Nous avons rencontré Claude et son épouse à table, quelque part au Québec du Sud ! Un petit-déjeuner nostalgique dans une maison d’une autre époque où nous n’étions que des passants… C’est cette atmosphère surannée – anglo-saxonne début XXème siècle – que notre convive et lecteur a pris plaisir à retracer. Nous lui laissons la parole :
« Une maison blanche, dans un village de frontière perdu dans la forêt, son lac et ses montagnes altières, mais à l’ombre protecteur du grand clocher d’une étonnante église de briques, ocre brun clair, qui écrase, par sa masse imposante, cathédrale virtuelle avec sa verrière venue de Londres, le petit bourg d’anciens ouvriers de la forêt.
À l’entrée de l’auberge, une dame solitaire, quasi étonnée, accueille le visiteur de passage et accepte l’hébergement de la nuitée. Elle monte lentement l’escalier, en hésitant encore, un peu incertaine de ses nouveaux locataires, puis se dirige vers la chambre Victoria qu’elle nous assigne à l’étage, et nous fait visiter la salle des commodités. La parole est rare, succincte. Elle donne, à chacun, ses serviettes, avec la consigne de ne pas utiliser toutes celles qui abondent et jaillissent de partout, de toutes les formes, les couleurs, enroulées les unes dans un panier, comme si elles dormaient sagement ou les autres, déposées sobrement sur des tablettes dispersées, si jamais madame attendait d’autres visiteurs. Dans la chambre proprette, les murs sont garnis de souvenirs de famille et de porcelaines anglaises aux motifs fantaisistes d’un intense bleu antique, de multiples formes et usages, en position d’apparat et rangées successives, sur les quatre murs, tel un musée des meilleurs jours. On y trouve là, prêts à servir, services de thé, soupières, assiettes de la tablée du dimanche. Il y a également ces fascinantes horloges, petites et moyennes, d’un âge certain, début de siècle, bien installées, figées dans le temps, celui d’hier, quand la vie devait s’épanouir, se précipiter dans une jeunesse plus turbulente.
Et ce portrait d’homme d’âge mûr, avec sa moustache de fantassin, sa casquette de capitaine qui surveille l’horizon avec nonchalance, serait-il un mari disparu et le contremaître des chantiers d’antan ? Puis tout près de lui, le fiston, fier dans l’attirail du hockeyeur sur la patinoire, qui nous rappelle bien que l’hiver, ici, connaît de belles périodes de glace !
Pour le curieux de passage, la salle de séjour impressionne par sa quantité de meubles fin 19ème, de bois de noyer sculpté, de bibelots épars mais connaissant chacun leur place depuis des années ou de lampes fantaisistes qui attendent de diffuser leur lumière éparse.
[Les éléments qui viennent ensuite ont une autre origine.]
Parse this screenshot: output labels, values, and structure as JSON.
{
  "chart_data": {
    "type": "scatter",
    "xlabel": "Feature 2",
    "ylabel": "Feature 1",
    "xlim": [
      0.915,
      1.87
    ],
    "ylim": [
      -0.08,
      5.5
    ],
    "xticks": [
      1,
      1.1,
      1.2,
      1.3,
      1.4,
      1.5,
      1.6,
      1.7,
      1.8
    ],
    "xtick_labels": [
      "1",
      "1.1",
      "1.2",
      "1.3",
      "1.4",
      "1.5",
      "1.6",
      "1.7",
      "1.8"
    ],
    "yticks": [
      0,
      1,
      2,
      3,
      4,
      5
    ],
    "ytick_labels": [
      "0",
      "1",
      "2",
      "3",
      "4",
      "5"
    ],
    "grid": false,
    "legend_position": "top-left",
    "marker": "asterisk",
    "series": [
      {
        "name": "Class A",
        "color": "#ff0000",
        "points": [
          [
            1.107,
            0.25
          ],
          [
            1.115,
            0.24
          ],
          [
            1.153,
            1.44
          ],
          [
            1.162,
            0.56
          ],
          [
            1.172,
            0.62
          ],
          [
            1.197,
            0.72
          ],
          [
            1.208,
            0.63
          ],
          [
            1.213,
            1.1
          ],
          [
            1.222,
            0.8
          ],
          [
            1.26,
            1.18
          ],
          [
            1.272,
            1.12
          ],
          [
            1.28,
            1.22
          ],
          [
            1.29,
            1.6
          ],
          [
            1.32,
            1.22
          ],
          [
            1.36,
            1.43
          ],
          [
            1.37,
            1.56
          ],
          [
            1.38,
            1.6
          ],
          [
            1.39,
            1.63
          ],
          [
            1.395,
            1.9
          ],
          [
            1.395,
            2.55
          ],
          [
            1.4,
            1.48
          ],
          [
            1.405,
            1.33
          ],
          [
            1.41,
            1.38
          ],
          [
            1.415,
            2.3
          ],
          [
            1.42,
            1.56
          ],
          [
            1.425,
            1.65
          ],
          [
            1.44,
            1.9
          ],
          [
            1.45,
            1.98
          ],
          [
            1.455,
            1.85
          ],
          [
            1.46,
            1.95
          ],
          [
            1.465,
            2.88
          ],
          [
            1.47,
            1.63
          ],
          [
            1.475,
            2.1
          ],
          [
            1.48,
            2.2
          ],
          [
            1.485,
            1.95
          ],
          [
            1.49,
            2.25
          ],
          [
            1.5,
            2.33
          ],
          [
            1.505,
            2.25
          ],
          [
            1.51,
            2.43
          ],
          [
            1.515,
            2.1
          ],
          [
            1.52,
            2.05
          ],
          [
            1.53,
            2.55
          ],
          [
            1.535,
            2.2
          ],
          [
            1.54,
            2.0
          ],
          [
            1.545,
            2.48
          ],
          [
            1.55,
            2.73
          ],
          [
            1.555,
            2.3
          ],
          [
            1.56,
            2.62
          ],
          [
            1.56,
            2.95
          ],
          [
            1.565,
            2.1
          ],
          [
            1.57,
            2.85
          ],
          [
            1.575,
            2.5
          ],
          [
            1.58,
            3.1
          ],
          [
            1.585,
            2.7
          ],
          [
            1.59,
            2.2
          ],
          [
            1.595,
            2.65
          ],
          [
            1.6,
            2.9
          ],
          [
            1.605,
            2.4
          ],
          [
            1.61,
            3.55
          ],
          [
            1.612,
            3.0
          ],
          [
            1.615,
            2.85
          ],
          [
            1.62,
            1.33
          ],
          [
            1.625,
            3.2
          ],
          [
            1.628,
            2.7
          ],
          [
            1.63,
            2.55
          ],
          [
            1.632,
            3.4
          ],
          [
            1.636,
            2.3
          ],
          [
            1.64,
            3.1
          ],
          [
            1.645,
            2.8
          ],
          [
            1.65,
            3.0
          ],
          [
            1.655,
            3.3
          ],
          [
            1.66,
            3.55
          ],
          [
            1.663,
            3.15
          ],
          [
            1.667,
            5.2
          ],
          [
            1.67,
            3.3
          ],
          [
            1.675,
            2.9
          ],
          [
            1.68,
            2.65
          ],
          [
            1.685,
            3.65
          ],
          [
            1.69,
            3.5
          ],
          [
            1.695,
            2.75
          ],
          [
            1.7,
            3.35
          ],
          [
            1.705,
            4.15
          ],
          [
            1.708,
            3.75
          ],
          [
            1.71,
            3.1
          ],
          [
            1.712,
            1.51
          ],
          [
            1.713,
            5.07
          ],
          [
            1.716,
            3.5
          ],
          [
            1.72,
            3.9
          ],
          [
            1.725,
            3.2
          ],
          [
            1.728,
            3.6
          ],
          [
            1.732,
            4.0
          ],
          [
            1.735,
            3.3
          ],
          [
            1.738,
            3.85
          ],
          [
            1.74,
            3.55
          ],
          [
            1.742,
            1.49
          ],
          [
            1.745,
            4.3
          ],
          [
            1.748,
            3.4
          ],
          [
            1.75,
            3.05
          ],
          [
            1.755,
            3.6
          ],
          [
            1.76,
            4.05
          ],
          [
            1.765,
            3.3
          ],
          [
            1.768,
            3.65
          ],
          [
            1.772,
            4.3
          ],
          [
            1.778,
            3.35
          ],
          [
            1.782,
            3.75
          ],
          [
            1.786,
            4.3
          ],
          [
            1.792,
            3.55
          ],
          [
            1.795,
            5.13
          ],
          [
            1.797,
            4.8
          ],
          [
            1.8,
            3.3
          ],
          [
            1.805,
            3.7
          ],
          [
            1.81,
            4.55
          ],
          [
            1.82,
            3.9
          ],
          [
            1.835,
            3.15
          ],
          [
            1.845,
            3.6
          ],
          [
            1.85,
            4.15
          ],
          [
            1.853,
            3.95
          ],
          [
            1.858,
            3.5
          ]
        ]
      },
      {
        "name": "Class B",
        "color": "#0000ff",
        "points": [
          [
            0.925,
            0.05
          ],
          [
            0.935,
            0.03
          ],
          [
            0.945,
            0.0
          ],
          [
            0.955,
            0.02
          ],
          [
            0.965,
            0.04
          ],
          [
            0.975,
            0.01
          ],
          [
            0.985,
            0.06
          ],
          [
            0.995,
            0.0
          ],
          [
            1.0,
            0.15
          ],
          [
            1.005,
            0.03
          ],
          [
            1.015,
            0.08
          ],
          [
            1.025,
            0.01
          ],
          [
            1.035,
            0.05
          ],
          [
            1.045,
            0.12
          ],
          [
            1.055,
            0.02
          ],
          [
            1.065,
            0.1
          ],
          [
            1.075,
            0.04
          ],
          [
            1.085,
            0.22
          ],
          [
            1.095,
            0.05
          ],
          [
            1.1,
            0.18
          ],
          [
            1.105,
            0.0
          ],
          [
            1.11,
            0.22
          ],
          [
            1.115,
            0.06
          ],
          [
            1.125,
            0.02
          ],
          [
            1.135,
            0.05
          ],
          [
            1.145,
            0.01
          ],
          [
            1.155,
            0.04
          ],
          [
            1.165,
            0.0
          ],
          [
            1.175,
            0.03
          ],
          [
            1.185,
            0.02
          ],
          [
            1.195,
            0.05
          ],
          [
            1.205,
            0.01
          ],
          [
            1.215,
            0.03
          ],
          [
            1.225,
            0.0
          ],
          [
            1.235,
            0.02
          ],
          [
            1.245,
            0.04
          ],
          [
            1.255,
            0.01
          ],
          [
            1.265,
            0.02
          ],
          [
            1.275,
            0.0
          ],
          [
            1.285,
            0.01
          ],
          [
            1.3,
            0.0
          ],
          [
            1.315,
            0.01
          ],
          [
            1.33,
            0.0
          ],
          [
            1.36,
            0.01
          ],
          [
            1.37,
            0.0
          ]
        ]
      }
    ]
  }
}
Qui ose s’aventurer ici risque bien de renverser quelques reliques chères.
Au petit-déjeuner austère, où chaque part d’aliments semble bien pesée depuis la veille, le petit chien Yorkshire Terrier, indifférent puis renifleur, observe depuis sa nacelle d’osier – reposant sur un édredon artisanal – emplie de minuscules peluches et jouets de nourrisson. Les invités rompent le silence qui pèse sur la maison et tentent de se connaître, alors que la logeuse s’impatiente que les assiettes se vident, pour retrouver la tranquillité rompue.
Alors que cette maisonnée nous semble chargée d’un passé glorieux, à la mémoire de ces Loyalistes fuyant la Révolution, rien ne parle plus de l’avenir d’une héritière qui s’est perdue à la surface du monde et attend toujours le rapatriement au pays de Galles, cent ans plus tard.
En attendant ce jour faste, la logeuse refait la propreté des lieux, elle replace chaque souvenir dans son alcôve secrète. Puis elle blanchit chaque surface à l’image de son âme contenue. Ma maison se nommera toujours, pense-t-elle, l’Auberge Blanche, la seule digne de ce nom dans tout le comté et peut-être même du pays.